JEWISH FEMINISTS KNOW better than most that the First Amendment right to religious freedom is too often used not as a shield to protect non-Christian religious groups, but as a sword to strike out. Look at anti-abortion legislation. As of June 24th, abortion was completely banned in the state of Missouri via a trigger law passed in 2019, a law that was waiting for a case like Dobbs to spring into effect.
But some religious folks are fighting back. Recently, a band of religious leaders and clergy-including three Jewish feminist rabbis-rallied to file a suit on the grounds that the abortion ban violates the right to the separation of church and state. The lawsuit specifically names three sections of Article A of the Missouri Constitution that prevent the state government from acting on preference for a particular religion: Section 5 states “no human authority can control or interfere with the rights of conscience,” and Section 7 states “no preference shall be given to nor any discrimination made against any church, sect or creed of religion nor any form of religious faith or worship.”
Yet, the lawsuit says, that is precisely what conservative lawmakers have done.
“I will not pay taxes to support a law that is based on someone else’s religious beliefs,” Rabbi Susan Talve of Central Reform Congregation and a plaintiff in the lawsuit told me. “They have weaponized their religious beliefs to control the bodies of pregnant people.”
It helps that right-wing politicians have made it clear that this abortion ban was religiously motivated from a minority, Christian fundamentalist viewpoint. The law itself begins with “in recognition that Almighty God is the author of life ‘… it is the intention of the General Assembly to defend the right to life of all humans, born and unborn.”
Then-Rep. Nick Schroer, who is the lead sponsor of the bill banning abortion, even said, that “As a Catholic, I do believe life begins at conception, and that is built into our legislative findings.” The ban states that “life begins at conception,” a Christian belief. One of the bill’s cosponsors, Rep. Barry Hovis, said, “from the Biblical side of it…life does occur at the point of conception.”
An abortion provider who violates the ban can expect to be charged with a felony and could serve anywhere from five to 15 years in prison. They would also lose their license to practice medicine. “Since the ban took effect,” said Rabbi Talve, “I’ve heard stories of such suffering and people taking their lives. The people who put these bans in place have blood on their hands.”

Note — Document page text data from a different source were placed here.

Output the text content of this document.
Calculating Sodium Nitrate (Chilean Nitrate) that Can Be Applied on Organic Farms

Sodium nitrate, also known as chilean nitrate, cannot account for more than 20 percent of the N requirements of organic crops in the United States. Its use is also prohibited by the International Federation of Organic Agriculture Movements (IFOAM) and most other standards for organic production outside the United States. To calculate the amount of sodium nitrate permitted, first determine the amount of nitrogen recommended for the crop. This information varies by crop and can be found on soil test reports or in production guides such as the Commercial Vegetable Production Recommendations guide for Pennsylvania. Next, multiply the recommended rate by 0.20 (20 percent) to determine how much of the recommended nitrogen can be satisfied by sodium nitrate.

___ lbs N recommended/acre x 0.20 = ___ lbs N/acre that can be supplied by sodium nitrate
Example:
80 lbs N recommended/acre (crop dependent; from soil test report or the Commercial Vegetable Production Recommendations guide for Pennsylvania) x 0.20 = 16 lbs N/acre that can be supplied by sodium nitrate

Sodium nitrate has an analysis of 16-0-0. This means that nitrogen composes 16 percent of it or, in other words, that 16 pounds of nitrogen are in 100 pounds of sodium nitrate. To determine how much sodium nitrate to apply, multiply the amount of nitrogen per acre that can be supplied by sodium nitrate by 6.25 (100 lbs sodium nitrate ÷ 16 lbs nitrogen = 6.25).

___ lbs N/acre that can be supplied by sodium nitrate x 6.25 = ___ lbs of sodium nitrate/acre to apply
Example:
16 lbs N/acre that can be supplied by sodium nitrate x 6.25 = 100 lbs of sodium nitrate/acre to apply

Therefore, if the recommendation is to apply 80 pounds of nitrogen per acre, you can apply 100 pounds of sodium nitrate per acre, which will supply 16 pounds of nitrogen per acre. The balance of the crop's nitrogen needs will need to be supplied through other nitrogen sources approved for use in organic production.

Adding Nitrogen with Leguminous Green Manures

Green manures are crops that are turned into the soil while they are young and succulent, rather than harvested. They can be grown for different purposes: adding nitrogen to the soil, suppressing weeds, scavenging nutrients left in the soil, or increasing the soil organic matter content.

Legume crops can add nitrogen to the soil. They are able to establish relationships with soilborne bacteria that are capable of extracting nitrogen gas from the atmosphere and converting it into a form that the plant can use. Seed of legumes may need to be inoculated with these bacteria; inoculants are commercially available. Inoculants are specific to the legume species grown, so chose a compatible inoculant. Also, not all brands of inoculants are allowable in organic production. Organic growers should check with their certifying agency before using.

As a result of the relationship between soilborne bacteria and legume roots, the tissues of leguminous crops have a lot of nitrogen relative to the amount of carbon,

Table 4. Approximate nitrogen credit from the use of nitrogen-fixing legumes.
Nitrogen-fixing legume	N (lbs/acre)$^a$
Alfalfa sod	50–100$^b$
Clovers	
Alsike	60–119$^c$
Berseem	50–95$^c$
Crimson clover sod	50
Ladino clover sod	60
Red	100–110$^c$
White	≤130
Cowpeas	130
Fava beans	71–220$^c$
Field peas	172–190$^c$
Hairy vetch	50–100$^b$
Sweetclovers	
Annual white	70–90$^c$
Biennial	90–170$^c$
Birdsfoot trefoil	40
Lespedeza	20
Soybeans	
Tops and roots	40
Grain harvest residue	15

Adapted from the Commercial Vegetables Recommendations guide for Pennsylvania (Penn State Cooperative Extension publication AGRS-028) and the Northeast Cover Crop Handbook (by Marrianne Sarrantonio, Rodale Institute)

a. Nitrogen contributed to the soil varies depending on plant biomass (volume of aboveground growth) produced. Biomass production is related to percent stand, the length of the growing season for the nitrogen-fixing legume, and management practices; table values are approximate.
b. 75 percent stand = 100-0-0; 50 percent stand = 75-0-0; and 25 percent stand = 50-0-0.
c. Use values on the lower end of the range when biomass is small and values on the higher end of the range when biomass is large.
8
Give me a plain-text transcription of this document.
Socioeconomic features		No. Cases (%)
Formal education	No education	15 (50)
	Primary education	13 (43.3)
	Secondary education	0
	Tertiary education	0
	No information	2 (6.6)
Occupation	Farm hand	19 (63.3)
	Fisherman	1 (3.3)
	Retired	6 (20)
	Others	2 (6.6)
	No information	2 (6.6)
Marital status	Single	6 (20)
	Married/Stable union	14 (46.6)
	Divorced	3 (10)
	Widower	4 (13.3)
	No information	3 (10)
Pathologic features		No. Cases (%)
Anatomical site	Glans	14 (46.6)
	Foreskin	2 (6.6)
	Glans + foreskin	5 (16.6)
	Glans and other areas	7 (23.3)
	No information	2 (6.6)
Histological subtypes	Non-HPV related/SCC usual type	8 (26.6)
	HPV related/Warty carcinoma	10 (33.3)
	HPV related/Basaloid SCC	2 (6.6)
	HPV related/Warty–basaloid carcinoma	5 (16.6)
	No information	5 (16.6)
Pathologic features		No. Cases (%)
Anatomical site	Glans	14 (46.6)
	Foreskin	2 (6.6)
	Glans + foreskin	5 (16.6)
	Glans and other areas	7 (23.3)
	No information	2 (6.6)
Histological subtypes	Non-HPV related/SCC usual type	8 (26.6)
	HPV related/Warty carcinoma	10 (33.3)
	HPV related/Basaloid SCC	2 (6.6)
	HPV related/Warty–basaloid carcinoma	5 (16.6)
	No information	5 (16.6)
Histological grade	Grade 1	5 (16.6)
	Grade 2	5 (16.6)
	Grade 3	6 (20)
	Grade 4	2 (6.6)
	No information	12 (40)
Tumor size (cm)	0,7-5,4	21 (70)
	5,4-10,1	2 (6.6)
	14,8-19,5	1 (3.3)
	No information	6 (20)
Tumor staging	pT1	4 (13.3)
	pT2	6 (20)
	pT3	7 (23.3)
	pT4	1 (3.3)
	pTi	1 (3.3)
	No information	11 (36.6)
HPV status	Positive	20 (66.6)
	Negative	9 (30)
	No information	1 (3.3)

“It’s very clear in Jewish tradition that the life and health of the person who is carrying the pregnancy always take precedence over the fetus or the potential life that is developing,” plaintiff Rabbi Andrea Goldstein of Shaare Emeth told Lilith. “It’s rooted in this Jewish notion of b’tzelem elohim, that each of us has been created in the image of God. We are trusted to make decisions that are best for us and our families. When that right is infringed upon, then we are no longer being honored as children of God. We’re being controlled.”
Missouri was hostile towards abortion long before 2022. Abortion seekers were required to receive state-mandated counseling designed to discourage the procedure, and then wait 72 hours. Minors had to acquire judicial bypass if they could not get parental consent for their abortion. TRAP laws forced clinics to meet medically unnecessary standards to provide care, which often forced them to shutter. “The Missouri legislature has been slowly chipping away at the right to reproductive health care,” said Rabbi Goldstein. “For many years it’s been almost impossible to really get abortion services here. So what happened last June was devastating… but practically speaking, it was like it had already happened in Missouri.”
While there are three other similar lawsuits filed in Indiana, Kentucky, and Florida on the basis of religious freedom, the Missouri lawsuit aims to completely nullify the abortion ban because it violates the state constitution’s articles on the separation of church and state.
“This is a religious freedom issue,” said Rabbi Goldstein. “Roe didn’t frame the issue that way. I’m excited about the opportunity that the lawsuit brings to talk about this issue in a very different way.”
“When we have the chance to overturn this ban and the Dobbs decision, let’s not settle for Roe,” said Rabbi Talve. “Let’s make sure that Medicaid dollars go to pay for abortion care because otherwise, we’re still punishing the poor. And that is just not Jewish.”